Im Februar 1993 wurde zum ersten Mal der „Else Lasker-Schüler-Dramatikerpreis“ verliehen. Erste Preisträgerin war Kerstin Specht. Sie wurde ausgezeichnet für ihr Stück „Mond auf dem Rücken“.

Der Dramatikerpreis wurde von Pfalztheater-Intendant Pavel Fieber und der rheinland-pfälzischen Kultusministerin Dr. Rose Götte ins Leben gerufen. Er wird vom Pfalztheater Kaiserslautern im Auftrag der Stiftung Rheinland-Pfalz für Kultur ausgelobt. Sinn und Zweck ist die Förderung der deutschsprachigen Dramatik. Der Hauptpreis wurde mit DM 30.000 dotiert (heute: 10.000 Euro). Gleichzeitig wurde ein Nachwuchs-Förderpreis in Höhe von DM 5000 vergeben (erster Preisträger: Michael Roes für „Cham“). Das Pfalztheater Kaiserslautern hat auf alle Preisträgerstücke die Uraufführungsoption.

Der Preis wird alle zwei Jahre ausgelobt. Die Ausschreibungsorganisation liegt bei der Öffentlichkeitsarbeit des Pfalztheaters.

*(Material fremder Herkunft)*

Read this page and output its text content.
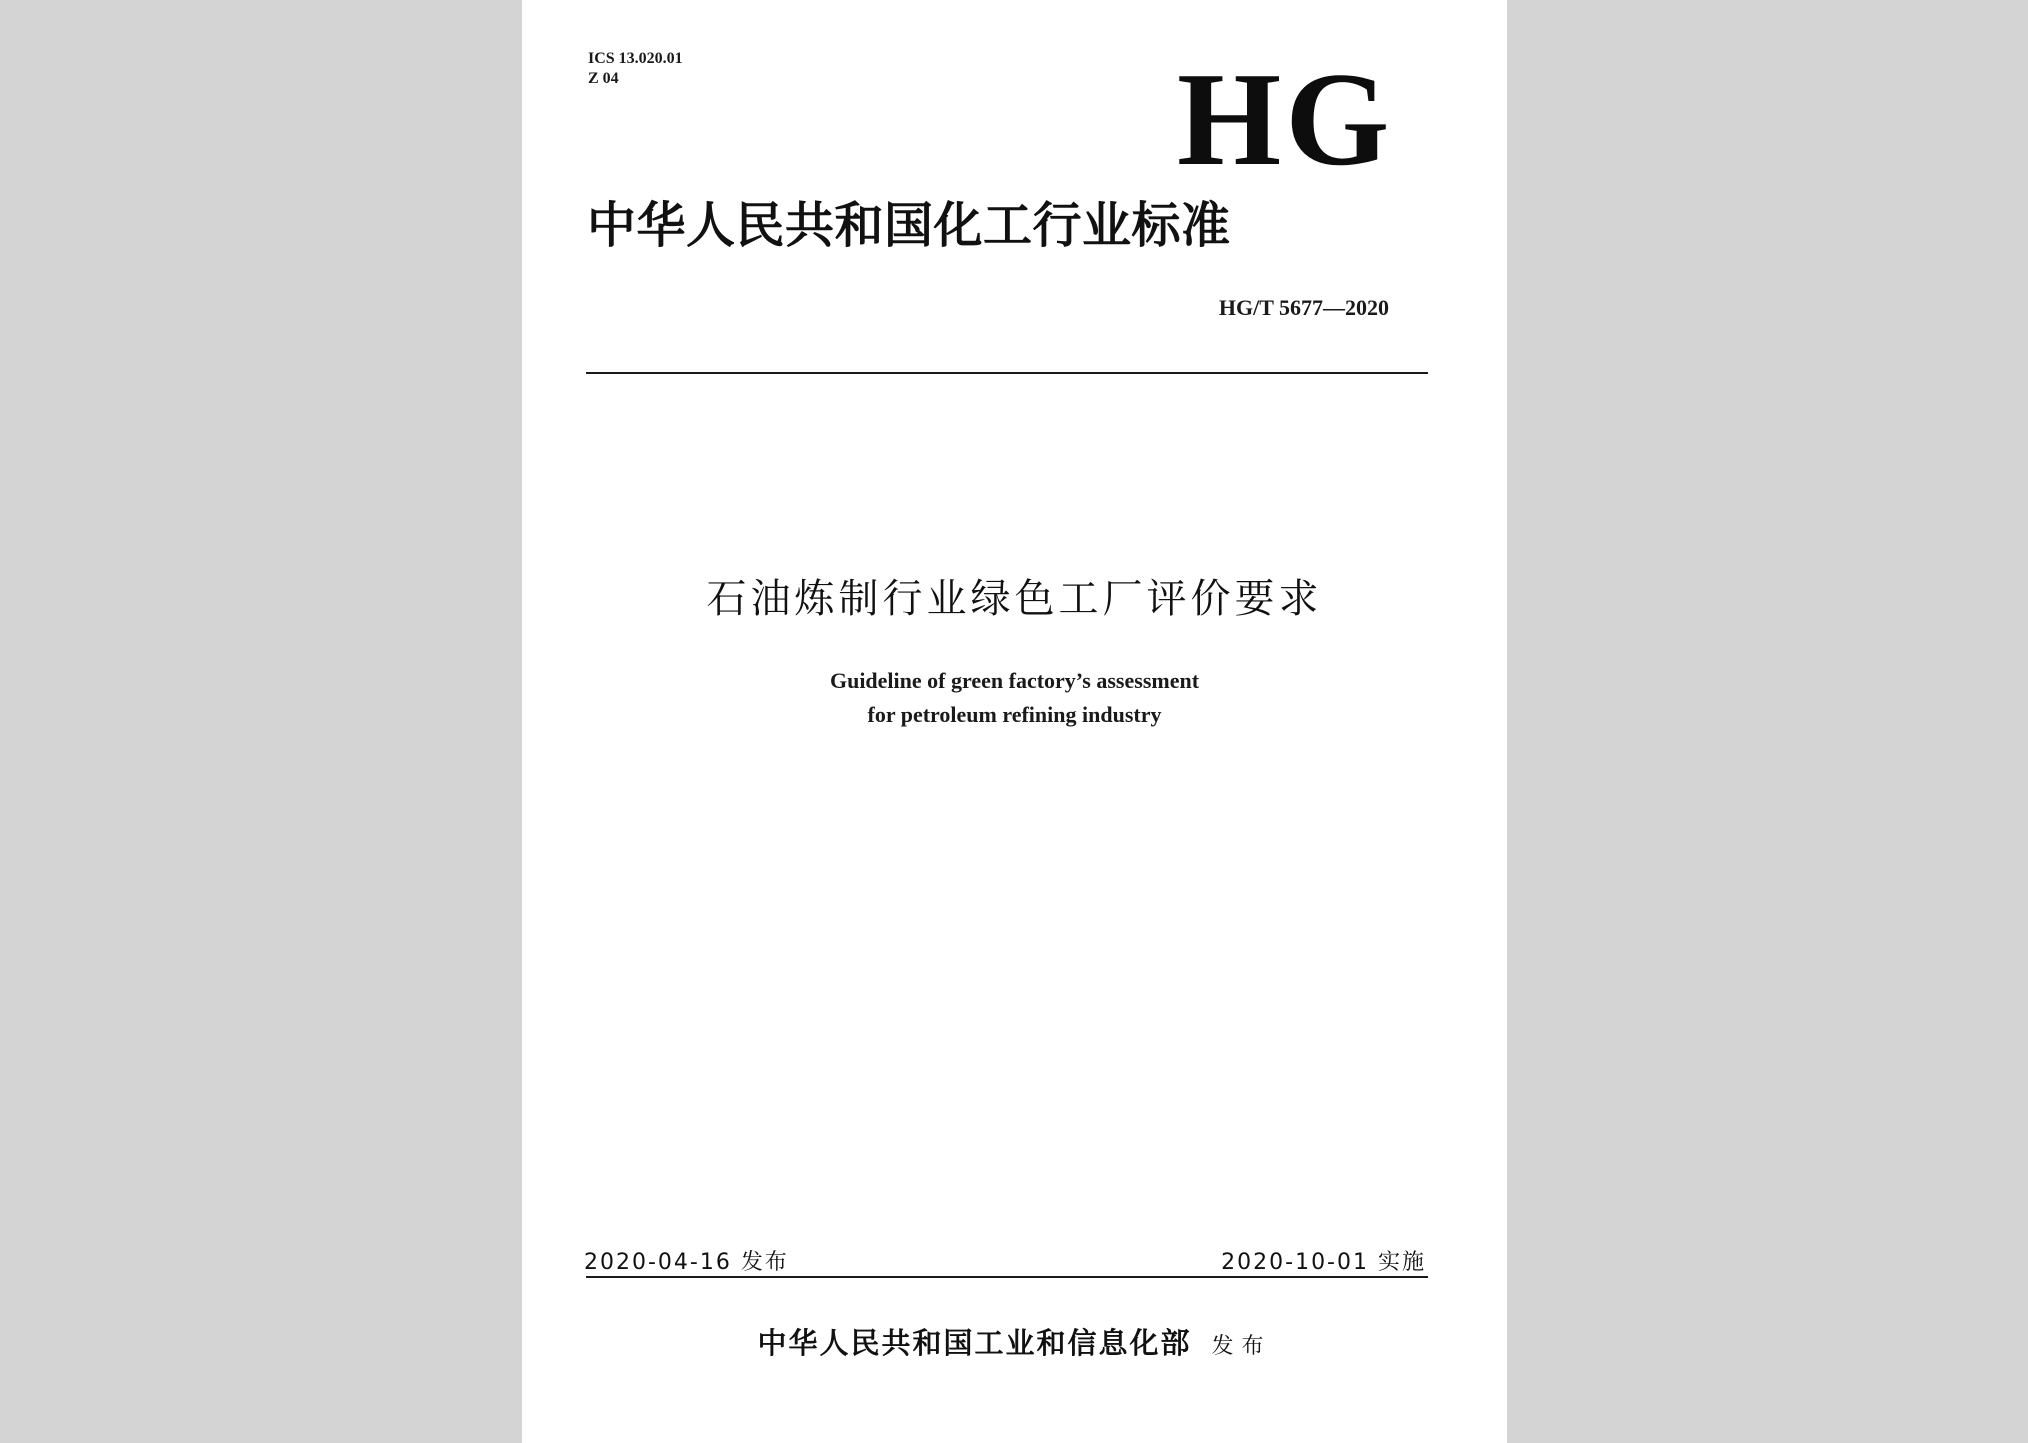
ICS 13.020.01
Z 04	HG
中华人民共和国化工行业标准
HG/T 5677—2020
石油炼制行业绿色工厂评价要求
Guideline of green factory’s assessment
for petroleum refining industry
2020-04-16 发布	2020-10-01 实施
中华人民共和国工业和信息化部 发布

Die Jury setzt sich aus fünf Personen aus Forschung und Lehre, Feuilleton und Theater zusammen – die Juroren der ersten Ausschreibung waren: Frau Prof. Dr. Erika Fischer-Lichte (damals Uni Mainz), Prof. Dr. Anke Roeder (damals Uni München), Gerhard Jörder (damals Leiter des Feuilletons der Badischen Zeitung Freiburg), Dr. Klaus Pierwoß (damals Generalintendant Theater Bremen) und Prof. Dr. C. Bernd Sucher (Feuilleton Süddeutsche Zeitung). Vorsitzender der Jury (ohne Stimmrecht) ist der Intendant des Pfalztheaters.
1999 wurde die Preisverleihung in die Staatskanzlei Mainz verlegt.

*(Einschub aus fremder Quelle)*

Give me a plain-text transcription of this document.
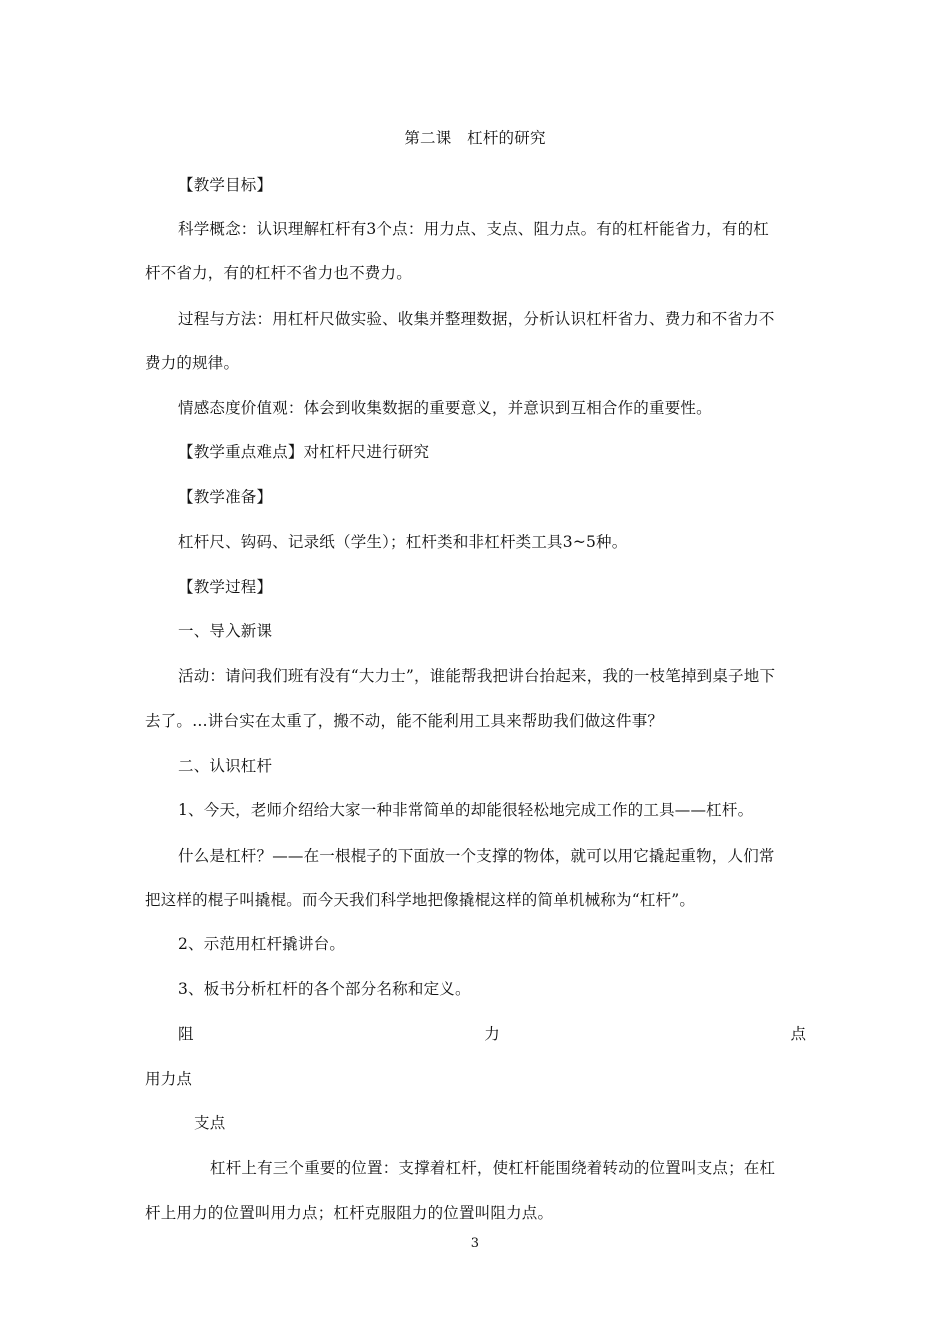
第二课　杠杆的研究
【教学目标】
科学概念：认识理解杠杆有3个点：用力点、支点、阻力点。有的杠杆能省力，有的杠
杆不省力，有的杠杆不省力也不费力。
过程与方法：用杠杆尺做实验、收集并整理数据，分析认识杠杆省力、费力和不省力不
费力的规律。
情感态度价值观：体会到收集数据的重要意义，并意识到互相合作的重要性。
【教学重点难点】对杠杆尺进行研究
【教学准备】
杠杆尺、钩码、记录纸（学生）；杠杆类和非杠杆类工具3~5种。
【教学过程】
一、导入新课
活动：请问我们班有没有“大力士”，谁能帮我把讲台抬起来，我的一枝笔掉到桌子地下
去了。…讲台实在太重了，搬不动，能不能利用工具来帮助我们做这件事？
二、认识杠杆
1、今天，老师介绍给大家一种非常简单的却能很轻松地完成工作的工具——杠杆。
什么是杠杆？——在一根棍子的下面放一个支撑的物体，就可以用它撬起重物，人们常
把这样的棍子叫撬棍。而今天我们科学地把像撬棍这样的简单机械称为“杠杆”。
2、示范用杠杆撬讲台。
3、板书分析杠杆的各个部分名称和定义。
阻	力	点
用力点
支点
杠杆上有三个重要的位置：支撑着杠杆，使杠杆能围绕着转动的位置叫支点；在杠
杆上用力的位置叫用力点；杠杆克服阻力的位置叫阻力点。
3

Im Februar 2015 fand die Preisverleihung wieder im Pfalztheater Kaiserslautern statt und wurde von Ministerpräsidentin Malu Dreyer vorgenommen.
Seit der Ausschreibung 2014 hat sich der Ausschreibungsmodus erneut verändert: Der Dramatikerpreis in Höhe von 10.000 Euro wird von der Jury für ein vorliegendes dramatisches Gesamtwerk verliehen. Der Stückepreis ist dreigeteilt. Die aktuellen Teilnahmebedingungen finden Sie hier.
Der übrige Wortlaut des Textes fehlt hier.